Media in the world's most populous Muslim country were abuzz after a May meeting of hundreds of clerics from Java and Bali islands urged top religious authorities to issue a fatwa, or edict, banning Facebook for Muslims.
The clerics have argued the site enables unregulated chatting between the sexes, opening the door for "obscenity," pornography, premarital sex and adultery.
Fatwas from the Indonesian Ulema Council (MUI), the country's highest religious body, are in theory binding on Muslims but in practice they are often ignored.
"Facebook is like a magnet that attracts people to join," the cleric who headed the meeting, Abdul Muid Sohib, told AFP.
"Many use it simply for chatting, but Islam restricts the relationship between men and women... not only for face-to-face contact but also for Facebook, since it too could lead to sexual intimacy.
"We all know that some Facebook users use it to offer themselves for prostitution," he said.
Clerics hoping their call could make an impact may be a little disappointed with the response.
Indonesia ranks fifth behind the United States, the United Kingdom, Italy and France in terms of Facebook use, according to Internet tracking website Alexa.com, in spite of a patchy communications infrastructure and little computer access for many of its 234 million people.
Discussion groups ranging in topics from politics to Japanese animation and homosexuality in the national language Bahasa Indonesia dot the website.
Tens of thousands of Indonesians have signed up to Facebook groups condemning the clerics' call, including at least one prominent Muslim member of parliament.
Niken Valentina, a 19-year-old student who lists her religion on Facebook as Muslim and her interests as "eating, swimming, hanging out with my gurlz, my phone," is one of many who have reacted with derision to the ban.
"It all depends on the person using it," said Valentina, whose posted photos document a social life of meals, clubbing and pouty poses with girlfriends.
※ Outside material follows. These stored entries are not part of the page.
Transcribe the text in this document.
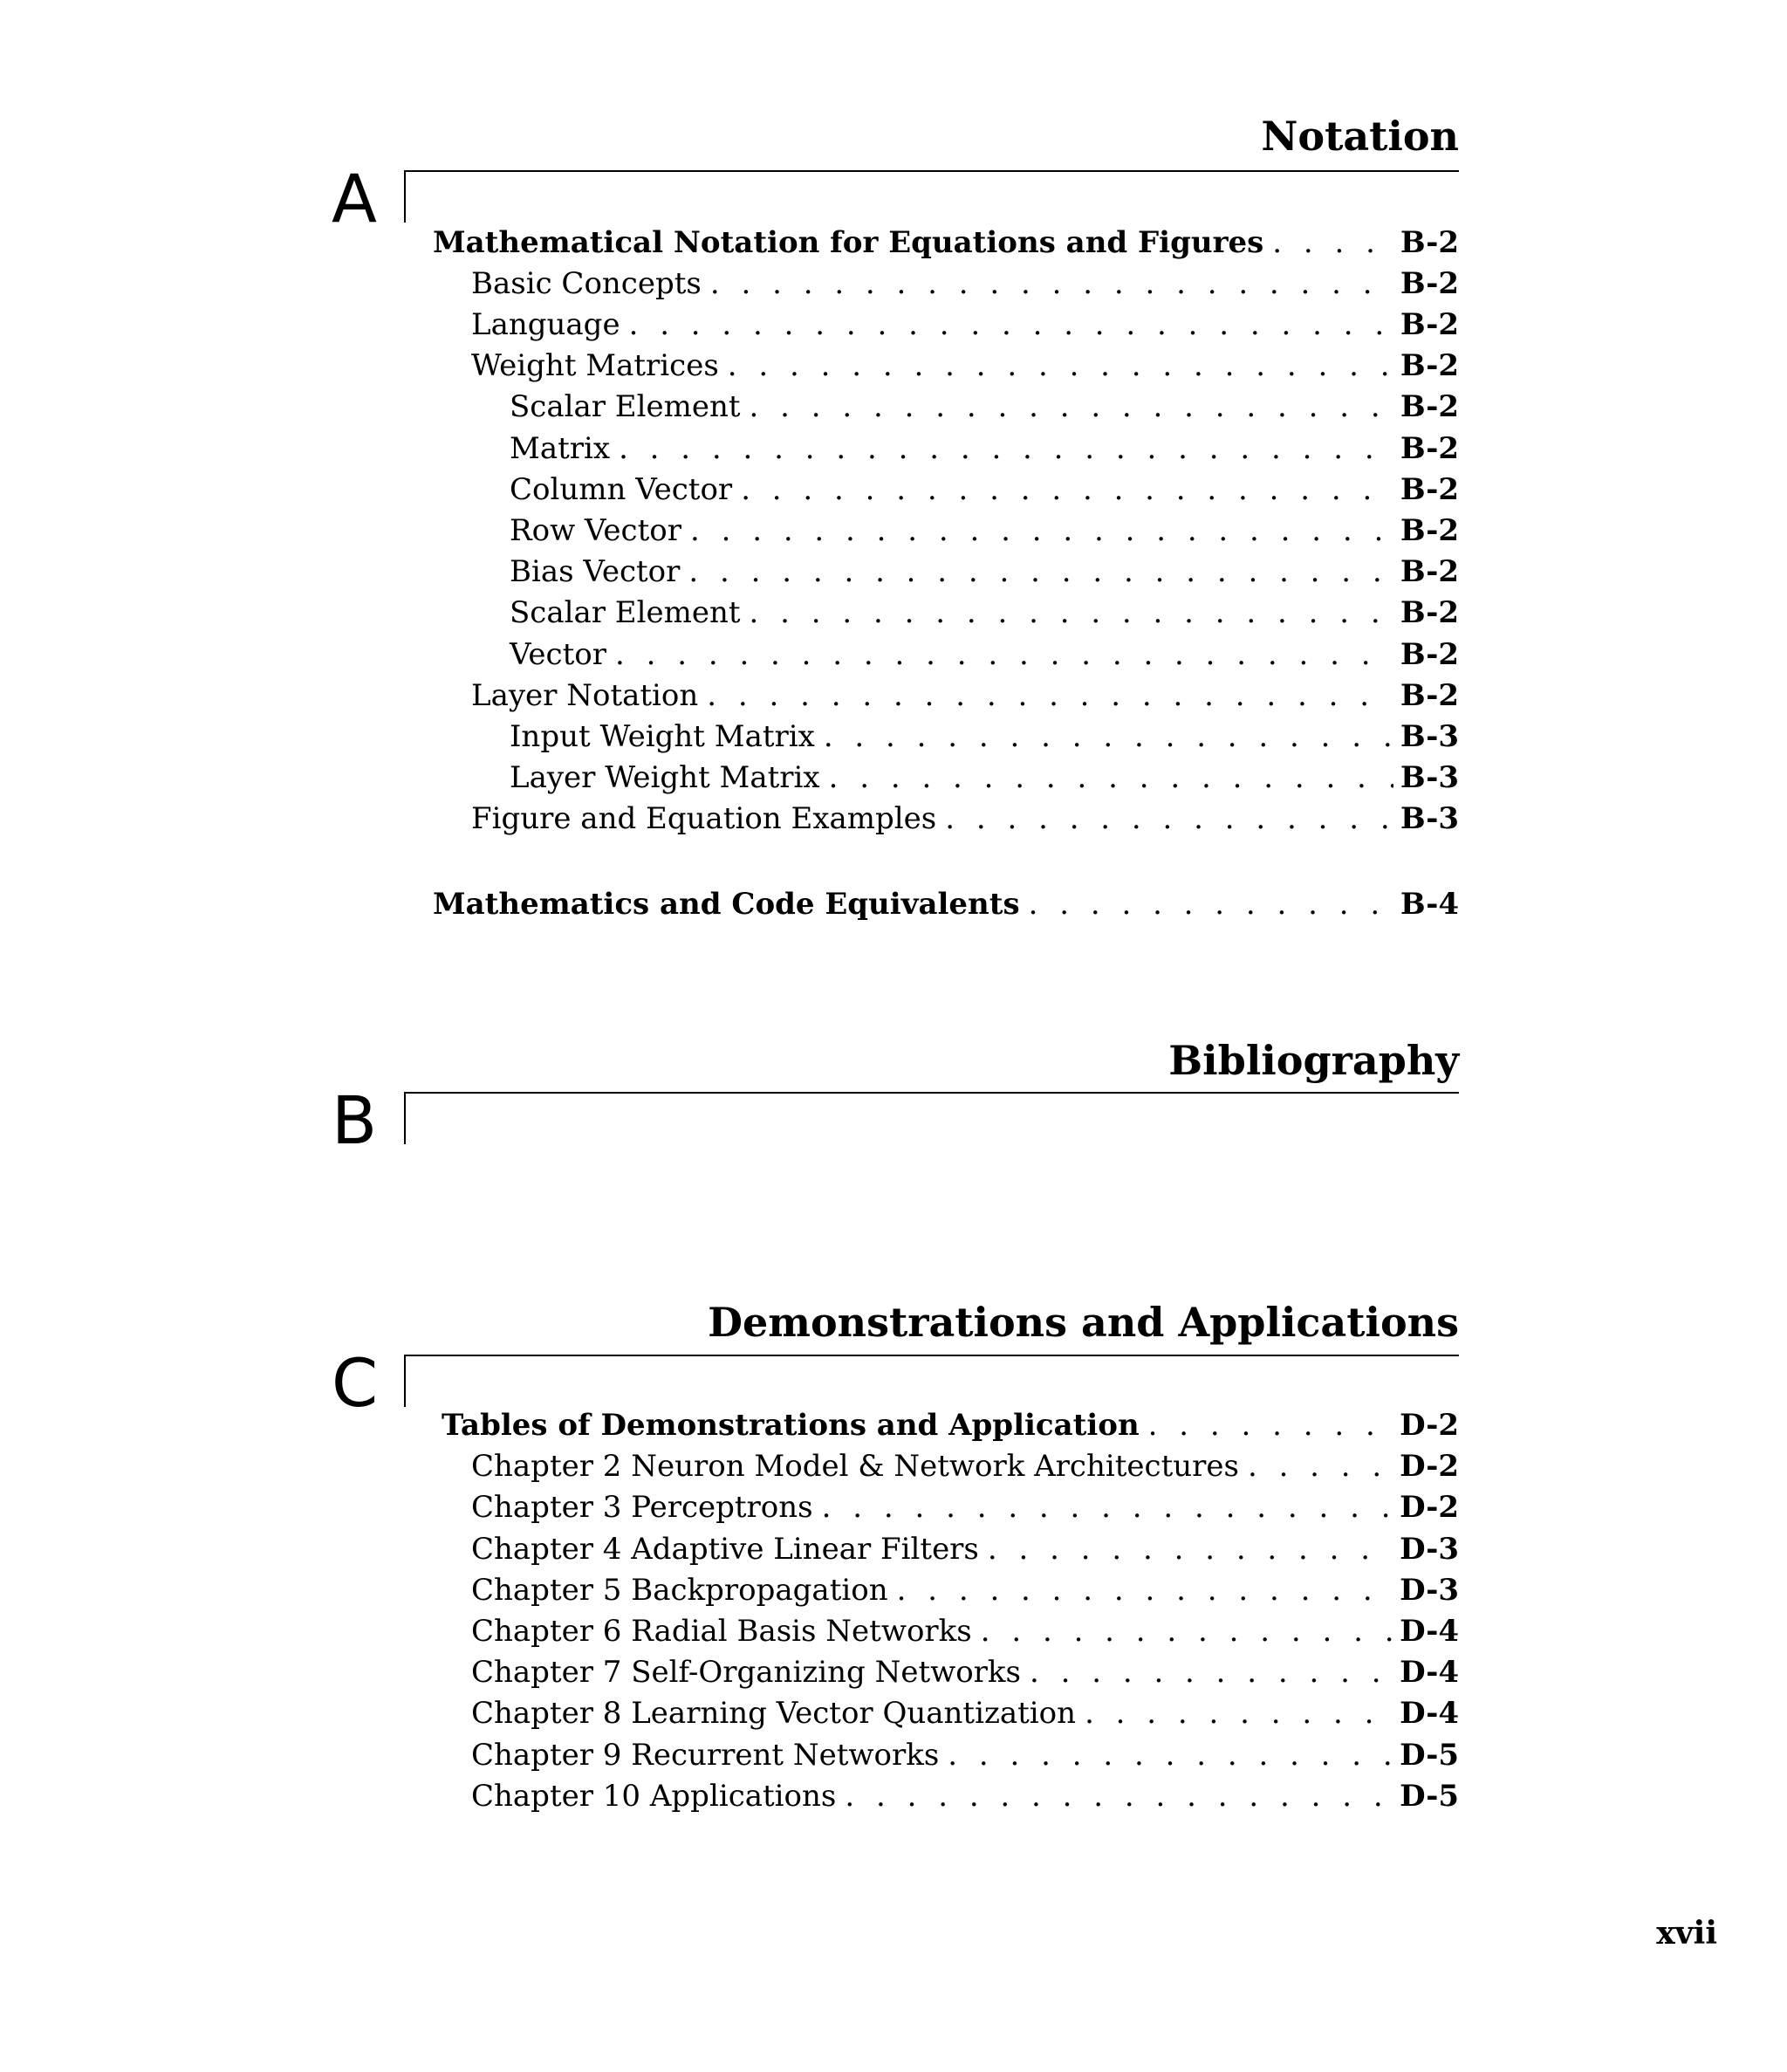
Notation
A
Mathematical Notation for Equations and Figures . . .	B-2
Basic Concepts . . .	B-2
Language . . .	B-2
Weight Matrices . . .	B-2
Scalar Element . . .	B-2
Matrix . . .	B-2
Column Vector . . .	B-2
Row Vector . . .	B-2
Bias Vector . . .	B-2
Scalar Element . . .	B-2
Vector . . .	B-2
Layer Notation . . .	B-2
Input Weight Matrix . . .	B-3
Layer Weight Matrix . . .	B-3
Figure and Equation Examples . . .	B-3
Mathematics and Code Equivalents . . .	B-4
Bibliography
B
Demonstrations and Applications
C
Tables of Demonstrations and Application . . .	D-2
Chapter 2 Neuron Model & Network Architectures . . .	D-2
Chapter 3 Perceptrons . . .	D-2
Chapter 4 Adaptive Linear Filters . . .	D-3
Chapter 5 Backpropagation . . .	D-3
Chapter 6 Radial Basis Networks . . .	D-4
Chapter 7 Self-Organizing Networks . . .	D-4
Chapter 8 Learning Vector Quantization . . .	D-4
Chapter 9 Recurrent Networks . . .	D-5
Chapter 10 Applications . . .	D-5
xvii
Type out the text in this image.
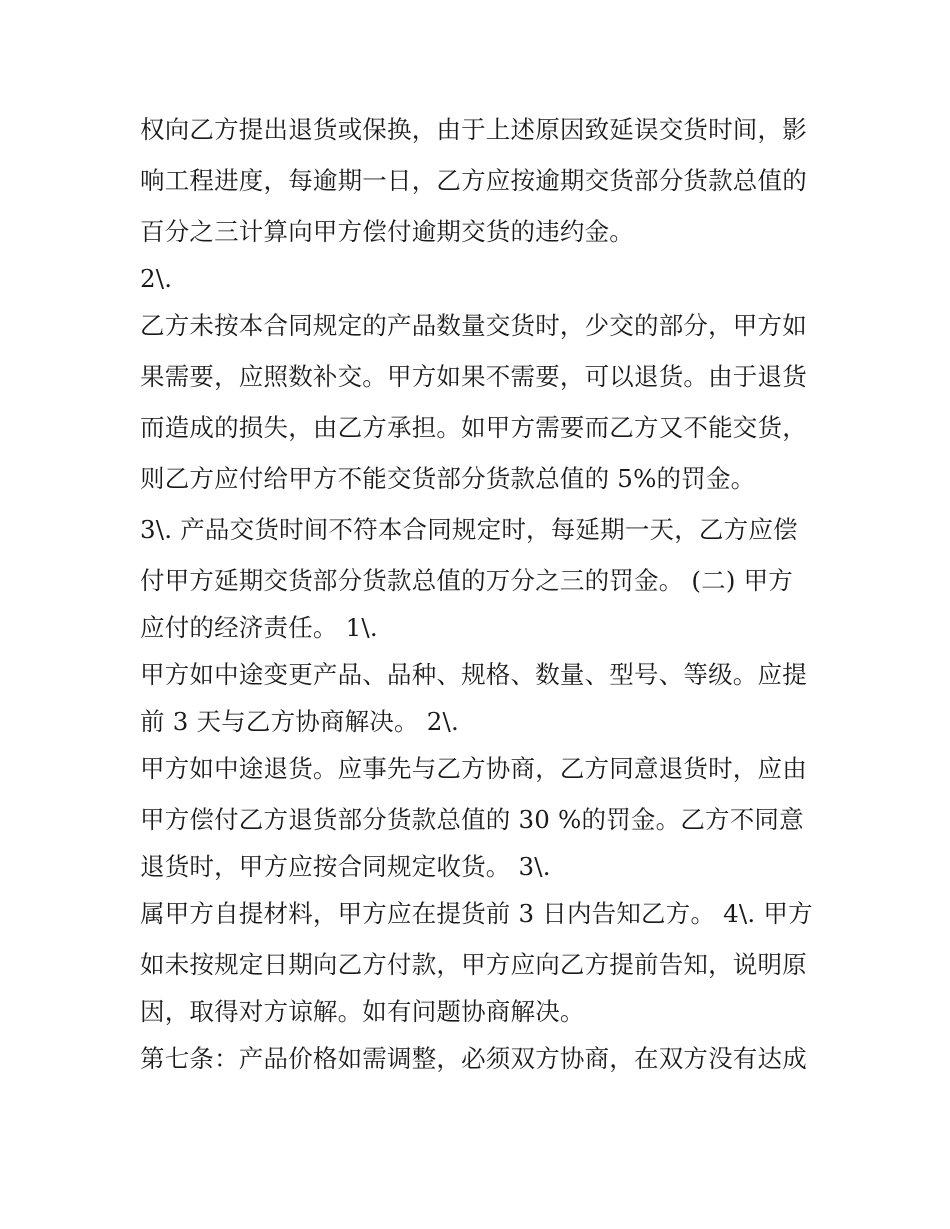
权向乙方提出退货或保换，由于上述原因致延误交货时间，影
响工程进度，每逾期一日，乙方应按逾期交货部分货款总值的
百分之三计算向甲方偿付逾期交货的违约金。
2\.
乙方未按本合同规定的产品数量交货时，少交的部分，甲方如
果需要，应照数补交。甲方如果不需要，可以退货。由于退货
而造成的损失，由乙方承担。如甲方需要而乙方又不能交货，
则乙方应付给甲方不能交货部分货款总值的 5%的罚金。
3\. 产品交货时间不符本合同规定时，每延期一天，乙方应偿
付甲方延期交货部分货款总值的万分之三的罚金。 (二) 甲方
应付的经济责任。 1\.
甲方如中途变更产品、品种、规格、数量、型号、等级。应提
前 3 天与乙方协商解决。 2\.
甲方如中途退货。应事先与乙方协商，乙方同意退货时，应由
甲方偿付乙方退货部分货款总值的 30 %的罚金。乙方不同意
退货时，甲方应按合同规定收货。 3\.
属甲方自提材料，甲方应在提货前 3 日内告知乙方。 4\. 甲方
如未按规定日期向乙方付款，甲方应向乙方提前告知，说明原
因，取得对方谅解。如有问题协商解决。
第七条：产品价格如需调整，必须双方协商，在双方没有达成
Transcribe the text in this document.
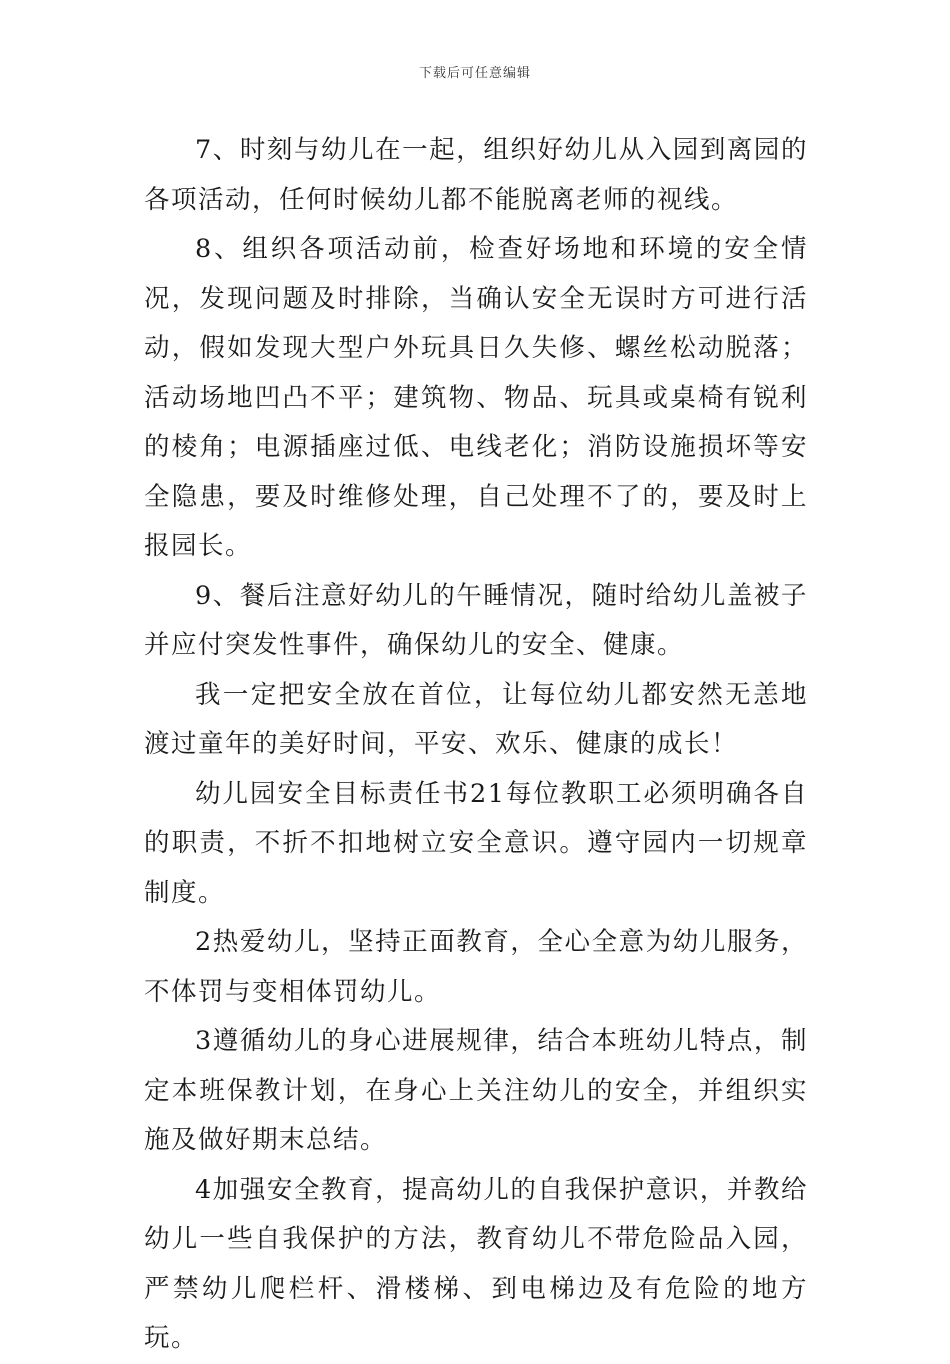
下载后可任意编辑

7、时刻与幼儿在一起，组织好幼儿从入园到离园的各项活动，任何时候幼儿都不能脱离老师的视线。

8、组织各项活动前，检查好场地和环境的安全情况，发现问题及时排除，当确认安全无误时方可进行活动，假如发现大型户外玩具日久失修、螺丝松动脱落；活动场地凹凸不平；建筑物、物品、玩具或桌椅有锐利的棱角；电源插座过低、电线老化；消防设施损坏等安全隐患，要及时维修处理，自己处理不了的，要及时上报园长。

9、餐后注意好幼儿的午睡情况，随时给幼儿盖被子并应付突发性事件，确保幼儿的安全、健康。

我一定把安全放在首位，让每位幼儿都安然无恙地渡过童年的美好时间，平安、欢乐、健康的成长！

幼儿园安全目标责任书21每位教职工必须明确各自的职责，不折不扣地树立安全意识。遵守园内一切规章制度。

2热爱幼儿，坚持正面教育，全心全意为幼儿服务，不体罚与变相体罚幼儿。

3遵循幼儿的身心进展规律，结合本班幼儿特点，制定本班保教计划，在身心上关注幼儿的安全，并组织实施及做好期末总结。

4加强安全教育，提高幼儿的自我保护意识，并教给幼儿一些自我保护的方法，教育幼儿不带危险品入园，严禁幼儿爬栏杆、滑楼梯、到电梯边及有危险的地方玩。
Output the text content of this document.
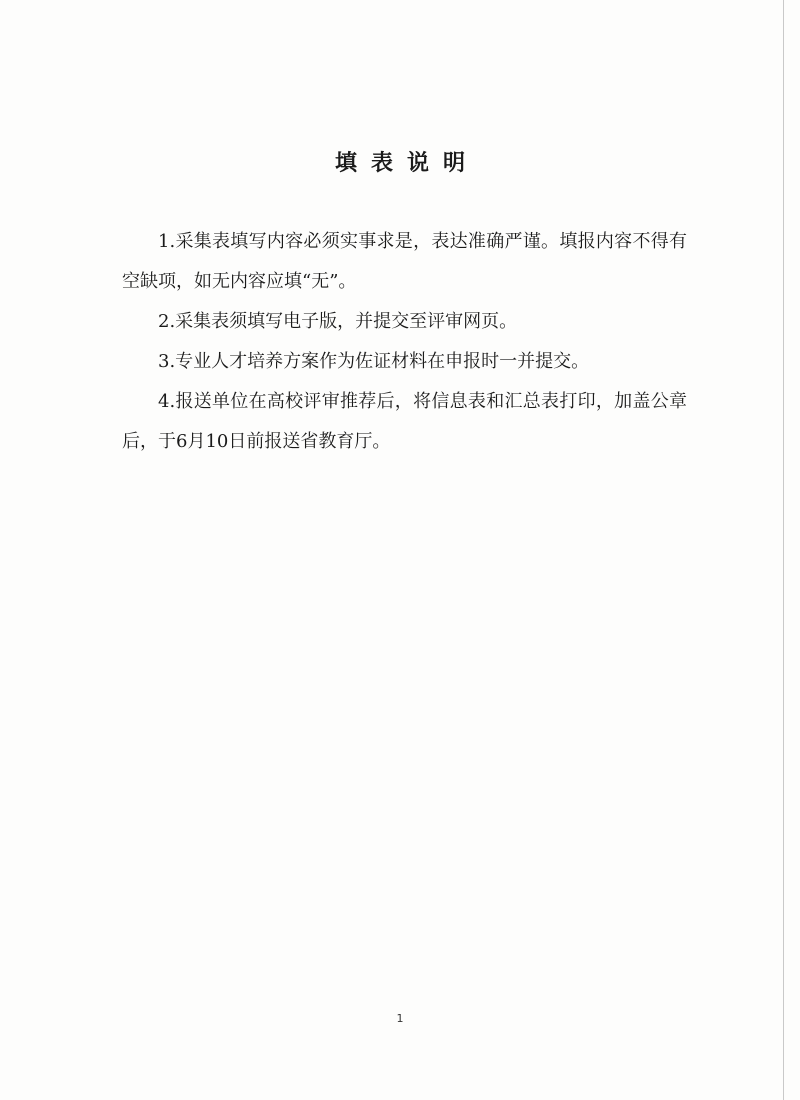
填表说明

1.采集表填写内容必须实事求是，表达准确严谨。填报内容不得有空缺项，如无内容应填“无”。

2.采集表须填写电子版，并提交至评审网页。

3.专业人才培养方案作为佐证材料在申报时一并提交。

4.报送单位在高校评审推荐后，将信息表和汇总表打印，加盖公章后，于6月10日前报送省教育厅。

1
"If you want to flirt or find pornographic stuff you can use (search engine) Google too, not only Facebook," she said.
For 36-year-old Facebook user Intan Ruwaidah, the cleric's call is a sign that many in Indonesia's Islamic establishment are out of touch.
"If these clerics think Facebook is a venue for flirting, it shows they have no idea about what they want to ban," Ruwaidah said.
"I don't think Facebook users will listen to this. The clerics are turning into toothless tigers," she said.
Indonesians exasperated by the push to ban Facebook can point to a series of fatwas issued by the senior clerics of the MUI that have strained the body's credibility, said Ahmad Suaedy from the Wahid Institute Islamic think tank.
The MUI earlier this year issued one widely derided edict banning Muslims from practising yoga if they mix the exercises with elements of Hindu ritual.
The clerics also issued a fatwa banning public smoking -- a quixotic gesture in nicotine-mad Indonesia -- and ruled that abstaining from voting in national elections was haram, or forbidden to Muslims.
While clerics could have counted on a captive audience during the reign of dictator Suharto, the rise of democracy and the proliferation of media since his 1998 fall means many Indonesians today are too sophisticated, Suaedy said.
"Indonesian Muslims were very obedient to the MUI's edicts during Suharto's dictatorship," Suaedy said.
"But with all the freedom of expression now, they're just laughing at this."
There are signs however that the MUI has learnt from the criticism. The body has refused to say whether it will issue a formal fatwa banning Facebook.
Other senior Muslim leaders, such as the head of the 30-million strong Muhammadiyah Islamic group Din Syamsuddin, have said they oppose a ban.
Recent news in Indonesia has also shown that those who try to tame the Facebook juggernaught can end up getting hurt themselves.
A hospital on the outskirts of Jakarta recently suffered a public relations disaster when it took a mother-of-two to court on criminal defamation charges after emails she wrote to friends about poor treatment ended up on the website.
Prita Mulyasari, 32, was cleared by a court in June after spending three weeks in detention amid public outrage and a call from President Susilo Bambang Yudhoyono for the court to be lenient.